I think a lot of people do this. However, I don't. If I'm building simple AIO or air cooled machines, I tend to build in the case. However, I'm very slow and deliberate about everything I do. I've rarely ever had machines that failed to start the first time out of hundreds of builds. Again, swapping hardware in my personal machines or on the test bench is something I do with far more frequency than most. That said, if I am doing custom water cooling with hard tubing especially, I do test on the bench first. The last thing you want to do is get some custom tubing bent and put everything in place, leak test and find out that the system won't POST because the board is DOA or whatever.

I've probably reviewed around 200 motherboards at this point. I couldn't tell you how many systems I've built or repaired. It's well into the tens of thousands I'm sure. I don't bother testing heavily outside of review hardware where that's part of the job. The fact is, if you are going to have problems they'll most likely happen right away. A decent motherboard will run with most RAM without doing anything special. It's only shitty motherboards that have to be tuned to run right. Good ones will run perfectly fine using automatic settings. I'm not saying that this is optimal, just that it will work. If it doesn't, you've probably got a hardware issue. Obviously, due diligence on BIOS updates and messing with RAM settings may be in order, but beyond that I think 24-48 hour burn in testing on the bench ahead of time is a massive waste of time.

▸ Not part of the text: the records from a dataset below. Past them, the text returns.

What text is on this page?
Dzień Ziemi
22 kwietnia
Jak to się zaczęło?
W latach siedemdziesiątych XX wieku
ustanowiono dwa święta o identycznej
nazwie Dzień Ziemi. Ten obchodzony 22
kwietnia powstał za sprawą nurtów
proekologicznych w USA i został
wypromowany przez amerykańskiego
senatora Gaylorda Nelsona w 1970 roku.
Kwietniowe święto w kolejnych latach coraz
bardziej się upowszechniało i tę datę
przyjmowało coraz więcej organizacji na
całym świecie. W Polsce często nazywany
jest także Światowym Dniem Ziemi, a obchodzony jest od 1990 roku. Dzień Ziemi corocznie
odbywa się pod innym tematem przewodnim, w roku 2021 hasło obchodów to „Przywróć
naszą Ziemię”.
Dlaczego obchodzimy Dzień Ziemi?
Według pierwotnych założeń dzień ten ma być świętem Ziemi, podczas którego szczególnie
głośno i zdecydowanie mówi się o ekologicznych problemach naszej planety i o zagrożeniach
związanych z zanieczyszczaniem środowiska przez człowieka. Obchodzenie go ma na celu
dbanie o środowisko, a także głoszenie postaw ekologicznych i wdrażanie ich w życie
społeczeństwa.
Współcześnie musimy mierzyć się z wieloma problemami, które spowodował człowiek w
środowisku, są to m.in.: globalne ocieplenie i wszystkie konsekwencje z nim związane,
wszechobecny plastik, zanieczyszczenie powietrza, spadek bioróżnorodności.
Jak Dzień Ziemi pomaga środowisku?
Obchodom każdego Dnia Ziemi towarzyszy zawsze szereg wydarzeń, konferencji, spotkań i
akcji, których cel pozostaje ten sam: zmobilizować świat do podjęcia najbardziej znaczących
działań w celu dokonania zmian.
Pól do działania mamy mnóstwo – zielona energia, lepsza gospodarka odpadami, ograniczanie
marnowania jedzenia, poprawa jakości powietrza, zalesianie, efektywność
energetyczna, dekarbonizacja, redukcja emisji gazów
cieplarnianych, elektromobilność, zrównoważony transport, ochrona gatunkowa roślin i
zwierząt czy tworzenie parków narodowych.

Again, I think it depends heavily on the risk level. If you build a lot of machines, the extra caution probably isn't warranted. If I build a machine and the board is DOA, ripping it back out isn't that big a deal. Again, if custom water cooling is in the picture then it's wise to test a bit longer and test on the bench ahead of time. I would also advise testing a high end GPU vigorously before ripping off its heat sink and fans to go with a waterblock.

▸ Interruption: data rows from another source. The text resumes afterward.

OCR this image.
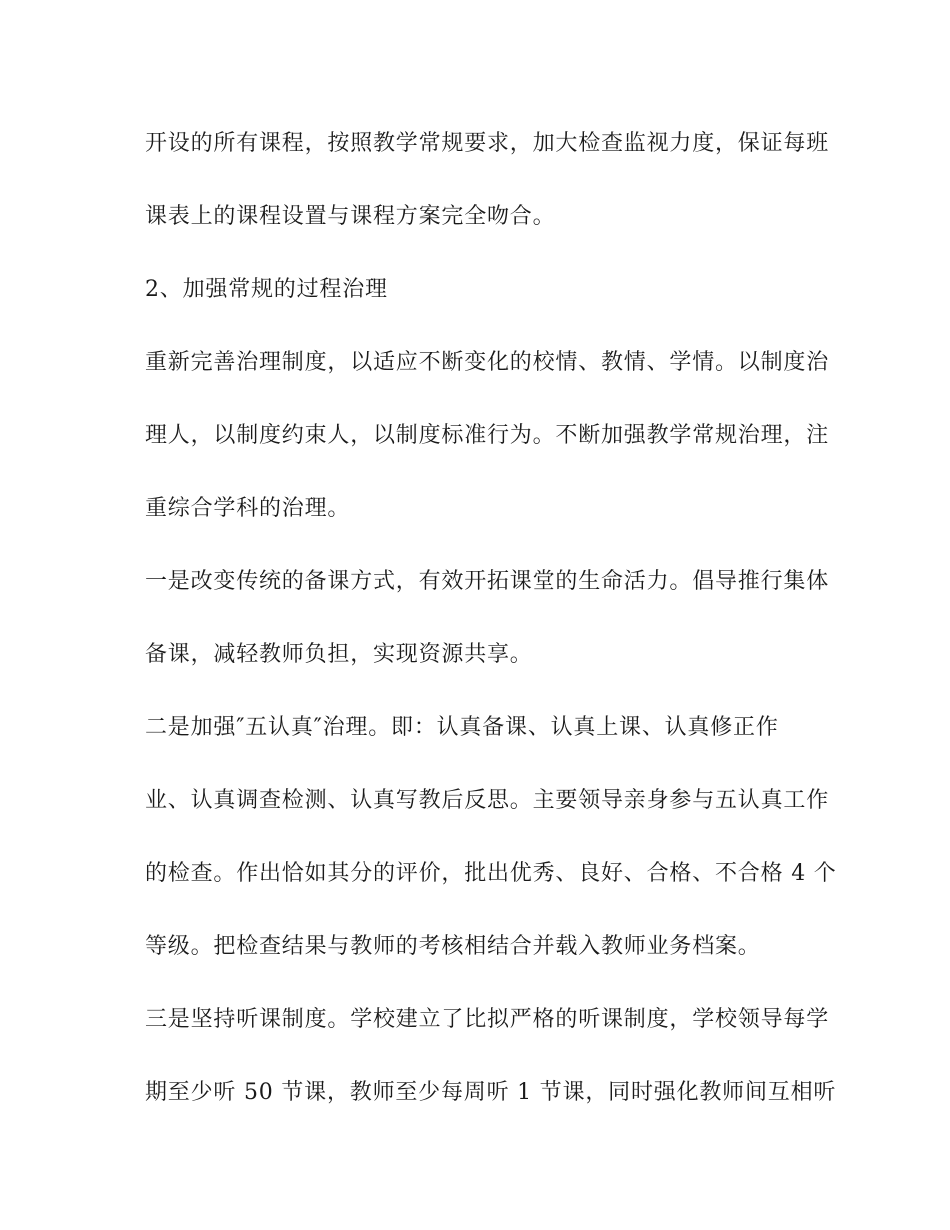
开设的所有课程，按照教学常规要求，加大检查监视力度，保证每班
课表上的课程设置与课程方案完全吻合。
2、加强常规的过程治理
重新完善治理制度，以适应不断变化的校情、教情、学情。以制度治
理人，以制度约束人，以制度标准行为。不断加强教学常规治理，注
重综合学科的治理。
一是改变传统的备课方式，有效开拓课堂的生命活力。倡导推行集体
备课，减轻教师负担，实现资源共享。
二是加强″五认真″治理。即：认真备课、认真上课、认真修正作
业、认真调查检测、认真写教后反思。主要领导亲身参与五认真工作
的检查。作出恰如其分的评价，批出优秀、良好、合格、不合格 4 个
等级。把检查结果与教师的考核相结合并载入教师业务档案。
三是坚持听课制度。学校建立了比拟严格的听课制度，学校领导每学
期至少听 50 节课，教师至少每周听 1 节课，同时强化教师间互相听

My front panel cables are in the middle of my TH10 case, and while that does mean they are fairly long, does not mean they reach all the way depending on how I want to orient my bench.

I water cool, so I work on the bench first. Gotta love how the CaseLabs motherboard tray doubles as a test bench. Still get a LOT of use out of my NeXXXos Monsta 4x120x80 thick radiators. With the exception of my pre-waterblocked 6900XT Speedster Zero there was days of testing before blocking a card, not just for voltage and frequency but coil whine. Oh the joys of staring at a furmark donut. DDR4 gains aren't the same as pushing DDR3 so I no longer run 24 hour memtest and prime 95 stability tests per setting. I don't build systems often, but when I do they work quite well as even a decade later one Swiftech pump is still running. Just ignore my history with Corsair parts or the hours lost when Win 10 forced updates (despite being a Pro retail license) cause settings to go haywire.